ISLAMABAD: Pakistan’s Tehreek-i-Insaf approached the Supreme Court on Tuesday for a declaration that the demarcation timetable announced by the Election Commission of Pakistan (ECP) on April 11 is “unlawful” and “unconstitutional”.
The petition, written by lawyers Faisal Chaudhry and Fawad Chaudhry, also asked the Supreme Court to order the ECP and the Secretary to ensure the upcoming electoral process in accordance with the law and the Constitution and without wasting time. nor create delay.
The petition argued that the ECP’s effort to redefine provincial and national constituencies across the country and the subsequent timetable it published amounted to a breach of section 51(5). As the delimitation exercise conducted in 2018 by order of the Constitution must be considered final until the new census takes place, the ECP was therefore required to hold elections on the basis of the delimitation carried out previously.

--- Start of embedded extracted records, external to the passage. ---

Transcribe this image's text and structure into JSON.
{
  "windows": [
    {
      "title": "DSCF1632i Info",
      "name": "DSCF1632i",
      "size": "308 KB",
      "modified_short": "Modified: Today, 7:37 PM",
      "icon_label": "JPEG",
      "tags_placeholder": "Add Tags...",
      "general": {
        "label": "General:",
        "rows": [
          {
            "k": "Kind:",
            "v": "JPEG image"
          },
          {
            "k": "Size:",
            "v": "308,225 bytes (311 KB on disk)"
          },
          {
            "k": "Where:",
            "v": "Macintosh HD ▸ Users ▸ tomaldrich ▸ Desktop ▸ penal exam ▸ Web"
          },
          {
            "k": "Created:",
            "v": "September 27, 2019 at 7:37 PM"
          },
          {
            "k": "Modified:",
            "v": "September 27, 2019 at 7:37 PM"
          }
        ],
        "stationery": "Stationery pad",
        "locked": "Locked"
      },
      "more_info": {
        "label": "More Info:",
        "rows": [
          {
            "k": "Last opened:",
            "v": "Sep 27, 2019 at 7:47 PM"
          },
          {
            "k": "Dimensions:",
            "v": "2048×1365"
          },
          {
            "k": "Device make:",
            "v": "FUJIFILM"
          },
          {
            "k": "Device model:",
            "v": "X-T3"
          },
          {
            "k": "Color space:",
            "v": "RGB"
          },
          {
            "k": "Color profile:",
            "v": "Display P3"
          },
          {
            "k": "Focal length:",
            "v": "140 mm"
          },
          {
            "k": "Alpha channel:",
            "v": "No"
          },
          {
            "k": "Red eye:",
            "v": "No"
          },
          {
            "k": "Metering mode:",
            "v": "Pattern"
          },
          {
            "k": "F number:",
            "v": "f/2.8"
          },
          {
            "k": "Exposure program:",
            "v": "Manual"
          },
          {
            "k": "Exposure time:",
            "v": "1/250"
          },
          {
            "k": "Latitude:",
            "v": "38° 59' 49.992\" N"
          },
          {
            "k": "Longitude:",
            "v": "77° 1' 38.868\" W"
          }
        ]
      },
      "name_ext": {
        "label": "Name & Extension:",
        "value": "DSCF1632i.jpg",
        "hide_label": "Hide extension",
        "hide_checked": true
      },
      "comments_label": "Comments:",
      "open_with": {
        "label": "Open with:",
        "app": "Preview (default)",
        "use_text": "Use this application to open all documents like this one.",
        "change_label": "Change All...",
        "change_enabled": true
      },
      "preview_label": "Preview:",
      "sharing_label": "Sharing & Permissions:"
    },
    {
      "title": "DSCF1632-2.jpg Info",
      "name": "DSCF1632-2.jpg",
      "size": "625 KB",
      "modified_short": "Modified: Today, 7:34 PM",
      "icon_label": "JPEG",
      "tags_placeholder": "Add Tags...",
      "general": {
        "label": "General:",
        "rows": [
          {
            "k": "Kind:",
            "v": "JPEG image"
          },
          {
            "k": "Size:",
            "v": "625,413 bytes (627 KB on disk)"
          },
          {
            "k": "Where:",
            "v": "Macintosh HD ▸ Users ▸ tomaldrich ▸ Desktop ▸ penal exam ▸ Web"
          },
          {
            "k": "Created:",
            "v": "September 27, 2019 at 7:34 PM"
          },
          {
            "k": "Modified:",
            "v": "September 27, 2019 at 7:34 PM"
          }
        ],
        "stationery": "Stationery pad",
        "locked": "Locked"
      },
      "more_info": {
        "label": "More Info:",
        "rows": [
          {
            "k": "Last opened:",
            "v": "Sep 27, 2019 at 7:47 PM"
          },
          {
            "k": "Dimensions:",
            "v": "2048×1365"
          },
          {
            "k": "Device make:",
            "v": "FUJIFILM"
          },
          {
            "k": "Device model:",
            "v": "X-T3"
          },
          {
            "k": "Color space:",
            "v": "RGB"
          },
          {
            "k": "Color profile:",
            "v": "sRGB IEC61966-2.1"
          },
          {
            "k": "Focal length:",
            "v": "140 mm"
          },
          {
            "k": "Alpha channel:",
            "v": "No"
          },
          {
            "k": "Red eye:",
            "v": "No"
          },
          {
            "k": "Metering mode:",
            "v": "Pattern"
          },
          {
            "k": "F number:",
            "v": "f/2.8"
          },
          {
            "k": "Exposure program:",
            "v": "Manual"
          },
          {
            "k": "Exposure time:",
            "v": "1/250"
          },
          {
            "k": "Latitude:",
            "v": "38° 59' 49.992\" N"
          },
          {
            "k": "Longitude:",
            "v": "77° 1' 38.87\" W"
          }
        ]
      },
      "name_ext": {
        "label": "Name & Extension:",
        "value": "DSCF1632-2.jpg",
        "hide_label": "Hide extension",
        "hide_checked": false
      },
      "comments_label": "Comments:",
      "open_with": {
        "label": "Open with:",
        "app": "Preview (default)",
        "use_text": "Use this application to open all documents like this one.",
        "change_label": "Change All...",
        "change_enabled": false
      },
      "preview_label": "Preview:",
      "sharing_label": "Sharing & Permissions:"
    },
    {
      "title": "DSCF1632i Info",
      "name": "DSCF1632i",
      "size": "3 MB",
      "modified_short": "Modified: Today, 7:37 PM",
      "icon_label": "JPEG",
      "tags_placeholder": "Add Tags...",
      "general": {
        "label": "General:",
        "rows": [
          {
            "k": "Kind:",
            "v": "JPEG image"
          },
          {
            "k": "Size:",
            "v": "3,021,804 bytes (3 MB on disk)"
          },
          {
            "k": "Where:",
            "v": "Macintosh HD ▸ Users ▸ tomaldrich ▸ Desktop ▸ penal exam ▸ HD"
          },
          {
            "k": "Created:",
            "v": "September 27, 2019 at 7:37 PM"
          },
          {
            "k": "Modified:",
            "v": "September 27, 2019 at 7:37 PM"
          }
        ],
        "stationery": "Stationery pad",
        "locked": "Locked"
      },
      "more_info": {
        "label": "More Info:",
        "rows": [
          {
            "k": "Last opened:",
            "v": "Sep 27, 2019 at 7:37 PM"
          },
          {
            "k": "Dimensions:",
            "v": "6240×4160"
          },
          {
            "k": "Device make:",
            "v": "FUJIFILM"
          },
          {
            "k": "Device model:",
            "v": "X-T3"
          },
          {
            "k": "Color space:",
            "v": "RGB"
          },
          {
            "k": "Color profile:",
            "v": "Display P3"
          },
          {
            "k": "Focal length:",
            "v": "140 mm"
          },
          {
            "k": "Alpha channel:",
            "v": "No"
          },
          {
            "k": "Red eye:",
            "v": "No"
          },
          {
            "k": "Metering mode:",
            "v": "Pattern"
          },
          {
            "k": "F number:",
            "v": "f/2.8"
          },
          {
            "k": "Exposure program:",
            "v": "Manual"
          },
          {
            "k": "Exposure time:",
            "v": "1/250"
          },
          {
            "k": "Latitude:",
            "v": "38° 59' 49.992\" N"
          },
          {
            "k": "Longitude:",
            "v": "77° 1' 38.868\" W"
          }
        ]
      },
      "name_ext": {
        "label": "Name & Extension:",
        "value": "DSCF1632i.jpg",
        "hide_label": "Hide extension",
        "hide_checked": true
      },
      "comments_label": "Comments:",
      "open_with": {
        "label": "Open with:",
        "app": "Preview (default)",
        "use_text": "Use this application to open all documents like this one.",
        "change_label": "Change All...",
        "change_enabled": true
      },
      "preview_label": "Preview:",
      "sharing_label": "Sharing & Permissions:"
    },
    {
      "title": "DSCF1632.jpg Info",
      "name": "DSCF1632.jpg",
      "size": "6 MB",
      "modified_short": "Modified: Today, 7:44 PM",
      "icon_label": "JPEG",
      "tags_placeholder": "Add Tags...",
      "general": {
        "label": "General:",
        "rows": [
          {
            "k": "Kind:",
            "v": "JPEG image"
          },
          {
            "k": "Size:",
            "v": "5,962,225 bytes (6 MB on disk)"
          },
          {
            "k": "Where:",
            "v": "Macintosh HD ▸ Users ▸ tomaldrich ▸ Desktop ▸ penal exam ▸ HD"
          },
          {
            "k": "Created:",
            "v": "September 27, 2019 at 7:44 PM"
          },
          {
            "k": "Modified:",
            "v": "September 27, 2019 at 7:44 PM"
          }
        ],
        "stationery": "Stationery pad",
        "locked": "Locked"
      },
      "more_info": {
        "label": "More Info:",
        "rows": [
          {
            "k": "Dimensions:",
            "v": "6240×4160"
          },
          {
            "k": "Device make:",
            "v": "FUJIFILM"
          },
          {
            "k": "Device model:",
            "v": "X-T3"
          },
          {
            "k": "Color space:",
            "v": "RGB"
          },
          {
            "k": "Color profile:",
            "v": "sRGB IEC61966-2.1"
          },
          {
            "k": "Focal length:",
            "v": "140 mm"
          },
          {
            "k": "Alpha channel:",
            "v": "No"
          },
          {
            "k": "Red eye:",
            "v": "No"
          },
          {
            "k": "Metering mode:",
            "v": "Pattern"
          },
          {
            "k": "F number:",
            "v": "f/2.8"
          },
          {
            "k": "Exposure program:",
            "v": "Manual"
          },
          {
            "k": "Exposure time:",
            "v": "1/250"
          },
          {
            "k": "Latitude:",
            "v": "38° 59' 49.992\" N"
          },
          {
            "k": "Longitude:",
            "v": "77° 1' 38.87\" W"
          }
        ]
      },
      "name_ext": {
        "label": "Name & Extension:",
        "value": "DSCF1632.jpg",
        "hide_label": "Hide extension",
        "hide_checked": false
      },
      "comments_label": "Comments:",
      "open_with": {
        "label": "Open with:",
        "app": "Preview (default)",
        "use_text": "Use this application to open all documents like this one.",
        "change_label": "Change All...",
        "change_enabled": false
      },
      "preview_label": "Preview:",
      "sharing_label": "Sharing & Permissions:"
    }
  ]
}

He argued that the constituency delimitation exercise that was conducted in 2018 by the ECP through its notification dated May 3, 2018 was for all intents and purposes exhaustive until a new census was taken. The petition pointed out that the delimitation based on the 2017 census had already been carried out by sovereign order of the Constitution and parliament, and that no new census had been carried out or published thereafter. It also indicated that the mandatory conditions set out in Article 51, read together with Chapter III of the 2017 Electoral Law, to carry out a new demarcation, had not been met, he said, adding that in Under such circumstances, the new demarcation process was unconstitutional and illegal.
Electoral reforms, including transparent selection of ECP and CEC members, are proposed
The petition called on the SC to intervene immediately to save voters from the brutality of the “illegal and unconstitutional” boundary.
Meanwhile, PATTAN and Coalition-38 – a network promoting the idea of responsible voters for responsible leadership – proposed a set of electoral reforms on Tuesday, including adopting a transparent method to select its members as well as the Chief Electoral Commissioner (CEC).
The ECP has been incomplete since the last week of July 2021, when two of its four members – from Khyber Pakhtunkhwa and Punjab – retired.
Calling for a transparent method to select ECP and CEC members, the civil society network stressed that the nomination process should start at least six months before the end of the outgoing members’ terms. of the CEC and the ECP in order to avoid the intermittent vacuum that the commission continued to suffer from.
He said the profiles of the candidates as well as the minutes of the meetings held in this regard should be made public and the same process should be adopted for the establishment of the caretaker government. “For many years, we have had a serious stalemate when it comes to appointing the CEC, the members of the Commission and the establishment of the interim. As a result, compromises are made, which seriously damage the confidence of the people in politicians and creates doubts about the conduct of the elections,” he explained.
The network noted that democratically-run political parties were the backbone of democratic governance, as intra-party democracy was also guaranteed by Chapter XI of the Electoral Act 2017, however, the ECP seemed to have demonstrated negligence in implementing the law in letter and spirit.
He suggested that the ECP deprive parties of electoral symbols if they do not operate in accordance with Articles 202 (5), 206, 208, 215 (1), (2), (4), (5). The network urged the ECP to set up a separate unit to monitor and report on the functioning of all registered parties in accordance with the relevant articles of the law.
He observed that most parties had become “more undemocratic in recent years”, reinforcing the stranglehold of “a few dynasties over our political system and our governance”.
According to PATTAN and the Coalition-38, when political and economic monopolies overlap, they devastate governance. Therefore, to deepen democracy and empower voters, it is imperative to end monopolies. The network observed that around 200 families control the politics and legislatures of Pakistan and almost the same families control the business corporations. “It’s not sustainable,” he noted.
40 polling stations on average
After each general election, an average of 40 by-elections were held with some candidates winning more than one seat, he said, adding that due to vacancies around Rs 90 million was spent for the by-elections. “Disputing elections from multiple seats does not exist anywhere in the world in this form. This practice must stop,” he suggested.
As nearly 40 percent of parliament and 22 percent of provincial assemblies include non-directly elected members, ending the indirect election method would help build people’s confidence in the system and democracy, he observed. It would also reduce party boss control and sycophancy, as directly elected officials would also feel accountable to their constituents.
PATTAN also supported the idea of Electronic Voting Machines and Online Voting for Overseas Pakistanis for the upcoming General Elections in light of Sections 103 and 94 of the Elections Act, Supreme Court Order, Pillar 8 of the ECP Strategic Plan 2019-23, and the ECP report on the pilot use of EVM.